G. Q. Money

Personal information
- Born: Ryan Katz October 14, 1976 (age 49) Buffalo Grove, Illinois, U.S.

Professional wrestling career
- Ring name(s): Devilish Lee Handsome G. Q. Money Fabian Kaelin The Lemon Minion Rak Rixelplix Ryan Katz Stylez Monroe
- Billed height: 5 ft 5 in (165 cm)
- Billed weight: 147 lb (67 kg)
- Billed from: "Hollywood, California, by way of Aspen, Colorado"
- Trained by: Dan Magnus Bobby Black
- Debut: 1999
- Retired: May 18, 2013

= G. Q. Money =

American professional wrestler and manager

Ryan Katz (born October 14, 1976) is an American retired professional wrestler, promoter and manager signed to WWE as a producer. Katz is best known in Xtreme Pro Wrestling under the ring name G. Q. Money as the manager of Kaos of The Enterprise.

== Professional wrestling career==

===Training and independent circuit (1999–2013)===
Katz was outcast by his family when he decided to start his own wrestling fight club in nearby Denver. His self-promotion and outlandish ideas landed him in a position of power in Xtreme Pro Wrestling, where he donned the persona of "G. Q. Money": a fast-talking agent to the stars who, because of his mouth, got caught up in many dangerous situations including being tossed off a car, tossed on guardrails, and tossed off a 30-foot tower.

Katz worked as the ring announcer and host for the short-lived Wrestling Society X under the name Fabian Kaelin, a reference to the concept of kayfabe.

Katz performed in a motion-capture suit for the World Wrestling Entertainment video game WWE SmackDown vs. Raw 2011, performing activities used to portray Rey Mysterio and Theodore Long. He also previously did motion capture work for WWE SmackDown vs. Raw 2007, and provided a voice in WWE SmackDown vs. Raw 2006.

===Total Nonstop Action Wrestling (2003)===
In 2003, Katz was briefly a part of a stable headed by Christopher Daniels in Total Nonstop Action Wrestling where he portrayed one of the followers under the name of Minion.

===WWE (2012, 2015–present)===
Katz appeared on WWE Raw on the August 27, 2012 episode under the name Stylez Monroe in the "anger management class" segment involving Kane and Daniel Bryan. In May 2015, Katz became a Creative Producer at the WWE Performance Center for the NXT brand and appeared as The Lemon, a member of Adam Rose's Exotic Express, and as the presenter on The Vaudevillains' Titantron. Katz was released by WWE on January 5, 2022, but was rehired on September 1.

==Other media==
In 2001, he was a contestant on a short-lived revival of Card Sharks, and has also appeared on the game show 20Q.
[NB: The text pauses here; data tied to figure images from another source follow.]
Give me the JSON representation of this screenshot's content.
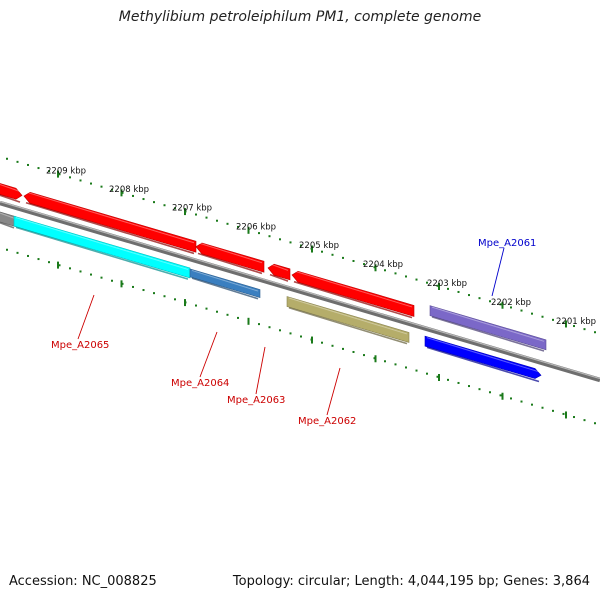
{
  "title": "Methylibium petroleiphilum PM1, complete genome",
  "footer": {
    "accession": "Accession: NC_008825",
    "summary": "Topology: circular; Length: 4,044,195 bp; Genes: 3,864"
  },
  "colors": {
    "backbone": "#7a7a7a",
    "ticks": "#1a7a1a",
    "forward_gene": "#ff0000",
    "label_red": "#cc0000",
    "label_blue": "#0000cc"
  },
  "scale_kbp": [
    2209,
    2208,
    2207,
    2206,
    2205,
    2204,
    2203,
    2202,
    2201
  ],
  "scale_labels": [
    "2209 kbp",
    "2208 kbp",
    "2207 kbp",
    "2206 kbp",
    "2205 kbp",
    "2204 kbp",
    "2203 kbp",
    "2202 kbp",
    "2201 kbp"
  ],
  "genes": [
    {
      "name": "",
      "strand": "+",
      "color": "#ff0000"
    },
    {
      "name": "",
      "strand": "+",
      "color": "#ff0000"
    },
    {
      "name": "",
      "strand": "+",
      "color": "#ff0000"
    },
    {
      "name": "",
      "strand": "+",
      "color": "#ff0000"
    },
    {
      "name": "",
      "strand": "+",
      "color": "#ff0000"
    },
    {
      "name": "Mpe_A2061",
      "strand": "+",
      "color": "#7b68c8"
    },
    {
      "name": "",
      "strand": "-",
      "color": "#888888"
    },
    {
      "name": "Mpe_A2065",
      "strand": "-",
      "color": "#00ffff"
    },
    {
      "name": "Mpe_A2064",
      "strand": "-",
      "color": "#3a7fc0"
    },
    {
      "name": "Mpe_A2062",
      "strand": "-",
      "color": "#b5ad6a"
    },
    {
      "name": "",
      "strand": "-",
      "color": "#0000ff"
    }
  ],
  "gene_labels": [
    "Mpe_A2061",
    "Mpe_A2065",
    "Mpe_A2064",
    "Mpe_A2063",
    "Mpe_A2062"
  ]
}
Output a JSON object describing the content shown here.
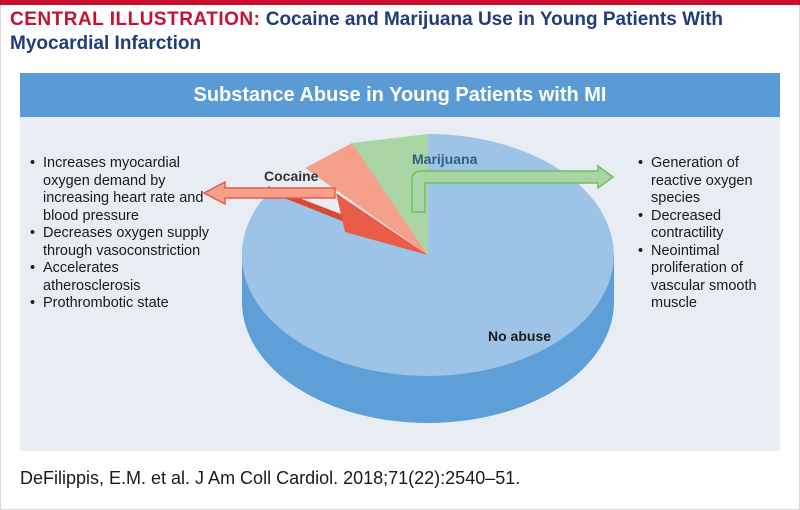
{
  "header": {
    "title_lead": "CENTRAL ILLUSTRATION:",
    "title_rest": "Cocaine and Marijuana Use in Young Patients With Myocardial Infarction"
  },
  "banner": {
    "text": "Substance Abuse in Young Patients with MI"
  },
  "colors": {
    "red": "#c8102e",
    "navy": "#1f3d7a",
    "banner": "#5b9bd5",
    "no_abuse": "#9dc3e6",
    "cocaine": "#f4a08a",
    "cocaine_dark": "#e85c48",
    "marijuana": "#a8d5a2"
  },
  "chart_data": {
    "type": "pie",
    "slices": [
      {
        "label": "No abuse",
        "value": 84
      },
      {
        "label": "Cocaine",
        "value": 4
      },
      {
        "label": "Marijuana",
        "value": 8
      }
    ]
  },
  "cocaine_effects": [
    "Increases myocardial oxygen demand by increasing heart rate and blood pressure",
    "Decreases oxygen supply through vasoconstriction",
    "Accelerates atherosclerosis",
    "Prothrombotic state"
  ],
  "marijuana_effects": [
    "Generation of reactive oxygen species",
    "Decreased contractility",
    "Neointimal proliferation of vascular smooth muscle"
  ],
  "citation": "DeFilippis, E.M. et al. J Am Coll Cardiol. 2018;71(22):2540–51."
}
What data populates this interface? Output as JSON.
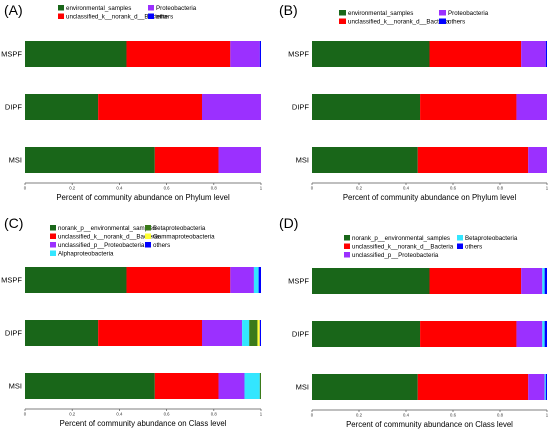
{
  "chart_data": [
    {
      "panel": "(A)",
      "type": "bar",
      "orientation": "horizontal",
      "stacked": true,
      "categories": [
        "MSPF",
        "DIPF",
        "MSI"
      ],
      "xlabel": "Percent of community abundance on Phylum level",
      "xlim": [
        0,
        1
      ],
      "ticks": [
        "0",
        "0.2",
        "0.4",
        "0.6",
        "0.8",
        "1"
      ],
      "legend_placement": "top",
      "series": [
        {
          "name": "environmental_samples",
          "color": "#196619",
          "values": [
            0.43,
            0.31,
            0.55
          ]
        },
        {
          "name": "unclassified_k__norank_d__Bacteria",
          "color": "#ff0000",
          "values": [
            0.44,
            0.44,
            0.27
          ]
        },
        {
          "name": "Proteobacteria",
          "color": "#9b30ff",
          "values": [
            0.125,
            0.25,
            0.18
          ]
        },
        {
          "name": "others",
          "color": "#0000ff",
          "values": [
            0.005,
            0.0,
            0.0
          ]
        }
      ]
    },
    {
      "panel": "(B)",
      "type": "bar",
      "orientation": "horizontal",
      "stacked": true,
      "categories": [
        "MSPF",
        "DIPF",
        "MSI"
      ],
      "xlabel": "Percent of community abundance on Phylum level",
      "xlim": [
        0,
        1
      ],
      "ticks": [
        "0",
        "0.2",
        "0.4",
        "0.6",
        "0.8",
        "1"
      ],
      "legend_placement": "top",
      "series": [
        {
          "name": "environmental_samples",
          "color": "#196619",
          "values": [
            0.5,
            0.46,
            0.45
          ]
        },
        {
          "name": "unclassified_k__norank_d__Bacteria",
          "color": "#ff0000",
          "values": [
            0.39,
            0.41,
            0.47
          ]
        },
        {
          "name": "Proteobacteria",
          "color": "#9b30ff",
          "values": [
            0.105,
            0.13,
            0.08
          ]
        },
        {
          "name": "others",
          "color": "#0000ff",
          "values": [
            0.005,
            0.0,
            0.0
          ]
        }
      ]
    },
    {
      "panel": "(C)",
      "type": "bar",
      "orientation": "horizontal",
      "stacked": true,
      "categories": [
        "MSPF",
        "DIPF",
        "MSI"
      ],
      "xlabel": "Percent of community abundance on Class level",
      "xlim": [
        0,
        1
      ],
      "ticks": [
        "0",
        "0.2",
        "0.4",
        "0.6",
        "0.8",
        "1"
      ],
      "legend_placement": "top",
      "series": [
        {
          "name": "norank_p__environmental_samples",
          "color": "#196619",
          "values": [
            0.43,
            0.31,
            0.55
          ]
        },
        {
          "name": "unclassified_k__norank_d__Bacteria",
          "color": "#ff0000",
          "values": [
            0.44,
            0.44,
            0.27
          ]
        },
        {
          "name": "unclassified_p__Proteobacteria",
          "color": "#9b30ff",
          "values": [
            0.1,
            0.17,
            0.11
          ]
        },
        {
          "name": "Alphaproteobacteria",
          "color": "#33e6ff",
          "values": [
            0.02,
            0.03,
            0.065
          ]
        },
        {
          "name": "Betaproteobacteria",
          "color": "#3a7a1a",
          "values": [
            0.0,
            0.035,
            0.005
          ]
        },
        {
          "name": "Gammaproteobacteria",
          "color": "#ffff33",
          "values": [
            0.0,
            0.01,
            0.0
          ]
        },
        {
          "name": "others",
          "color": "#0000ff",
          "values": [
            0.01,
            0.005,
            0.0
          ]
        }
      ]
    },
    {
      "panel": "(D)",
      "type": "bar",
      "orientation": "horizontal",
      "stacked": true,
      "categories": [
        "MSPF",
        "DIPF",
        "MSI"
      ],
      "xlabel": "Percent of community abundance on Class level",
      "xlim": [
        0,
        1
      ],
      "ticks": [
        "0",
        "0.2",
        "0.4",
        "0.6",
        "0.8",
        "1"
      ],
      "legend_placement": "top",
      "series": [
        {
          "name": "norank_p__environmental_samples",
          "color": "#196619",
          "values": [
            0.5,
            0.46,
            0.45
          ]
        },
        {
          "name": "unclassified_k__norank_d__Bacteria",
          "color": "#ff0000",
          "values": [
            0.39,
            0.41,
            0.47
          ]
        },
        {
          "name": "unclassified_p__Proteobacteria",
          "color": "#9b30ff",
          "values": [
            0.09,
            0.11,
            0.07
          ]
        },
        {
          "name": "Betaproteobacteria",
          "color": "#33e6ff",
          "values": [
            0.01,
            0.01,
            0.005
          ]
        },
        {
          "name": "others",
          "color": "#0000ff",
          "values": [
            0.01,
            0.01,
            0.005
          ]
        }
      ]
    }
  ]
}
In 2004, he was a contestant on the TBS reality show He's a Lady, where because of the show, he was a guest on The Oprah Winfrey Show.

Katz currently runs The Fit Pit Pro Wrestling School in Chatsworth, California, where he teaches a new crop of students the art of professional wrestling and sports entertainment. He also runs RakaMedia, a DVD production firm. Katz still records songs as a hip-hop MC, and recently opened up for hip-hop legend Kurtis Blow at a show in Denver, CO.